I set it to print out what files it would stall on, and began taking those out of the data set; but what it stalls on seems completely random. It'll iterate over a file perfectly fine on one run, then fail on it next run after some other troublesome photo is taken out of the dataset.

I'm not sure if the process of constantly removing photos that stall it would ever end/leave me with a meaningful dataset, is there something I should try to fix it?

Answer 1

Figured out the solution for this, turns out some of the images I scraped were grayscale. To solve this I used imagemagick (also used to resize the photos to 1024x1024) to check the colorspace. I pointed the terminal to the image folder and ran:

magick identify *.jpg

From here, I ctrl+f'ed to see which ones were marked as "Gray" instead of "sRGB". After taking those out of the dataset it worked like a charm.

Answer 2

I ran into this not long ago, after spending more time than I care to admit hunting & plucking data out of the source set, I found your question. I even did the ImageMagick search thing to purge greyscale images from the dataset but the issue persisted in my case.

I went so far as to export my dataset to one of our Macs in order to use Preview to mass-edit the color and resolution and export new, uniform jpegs. Still didn't fix it. Here's the solution I came up with. (update dataset_tool.py in your runtime workspace)

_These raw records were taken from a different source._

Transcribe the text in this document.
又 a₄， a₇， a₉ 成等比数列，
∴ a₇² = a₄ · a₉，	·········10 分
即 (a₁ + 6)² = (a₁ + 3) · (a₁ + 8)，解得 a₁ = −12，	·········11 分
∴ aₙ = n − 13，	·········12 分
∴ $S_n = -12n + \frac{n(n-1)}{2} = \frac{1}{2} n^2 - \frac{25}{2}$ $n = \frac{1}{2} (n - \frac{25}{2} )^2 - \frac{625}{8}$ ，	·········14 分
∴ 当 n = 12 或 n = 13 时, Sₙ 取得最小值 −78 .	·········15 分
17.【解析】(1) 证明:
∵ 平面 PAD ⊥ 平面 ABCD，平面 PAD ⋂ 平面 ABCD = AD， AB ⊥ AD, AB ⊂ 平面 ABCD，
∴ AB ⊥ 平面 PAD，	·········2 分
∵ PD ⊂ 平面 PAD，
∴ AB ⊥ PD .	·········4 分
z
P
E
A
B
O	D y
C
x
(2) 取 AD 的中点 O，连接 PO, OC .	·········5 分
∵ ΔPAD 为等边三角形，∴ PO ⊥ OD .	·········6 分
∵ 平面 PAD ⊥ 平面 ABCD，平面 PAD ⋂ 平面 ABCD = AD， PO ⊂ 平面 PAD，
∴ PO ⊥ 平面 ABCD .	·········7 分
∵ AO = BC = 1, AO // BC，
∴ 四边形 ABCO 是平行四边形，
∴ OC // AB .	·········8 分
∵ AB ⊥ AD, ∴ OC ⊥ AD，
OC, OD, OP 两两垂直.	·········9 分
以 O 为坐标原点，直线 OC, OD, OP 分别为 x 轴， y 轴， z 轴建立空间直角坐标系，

def create_from_images(tfrecord_dir, image_dir, shuffle):
    print('Loading images from "%s"' % image_dir)
    image_filenames = sorted(glob.glob(os.path.join(image_dir, '*')))
    if len(image_filenames) == 0:
        error('No input images found')

    img = np.asarray(PIL.Image.open(image_filenames[0]))
    resolution = img.shape[0]
    channels = img.shape[2] if img.ndim == 3 else 1
    if img.shape[1] != resolution:
        error('Input images must have the same width and height')
    if resolution != 2 ** int(np.floor(np.log2(resolution))):
        error('Input image resolution must be a power-of-two')
    if channels not in [1, 3]:
        error('Input images must be stored as RGB or grayscale')

    with TFRecordExporter(tfrecord_dir, len(image_filenames)) as tfr:
        order = tfr.choose_shuffled_order() if shuffle else np.arange(len(image_filenames))
        for idx in range(order.size):
            pil_img = PIL.Image.open(image_filenames[order[idx]])
            pil_img = pil_img.convert("RGB")
            img = np.asarray(pil_img)
            #print('\nimg: "%s" (%d)' % (image_filenames[order[idx]], channels))
            if channels == 1:
                img = img[np.newaxis, :, :] # HW => CHW
            else:
                img = img.transpose([2, 0, 1]) # HWC => CHW
            tfr.add_image(img)

Basically use PIL to convert the image to RGB no matter what.
It does slow the prep process down a little but is convenient if your training data is coming from varied source.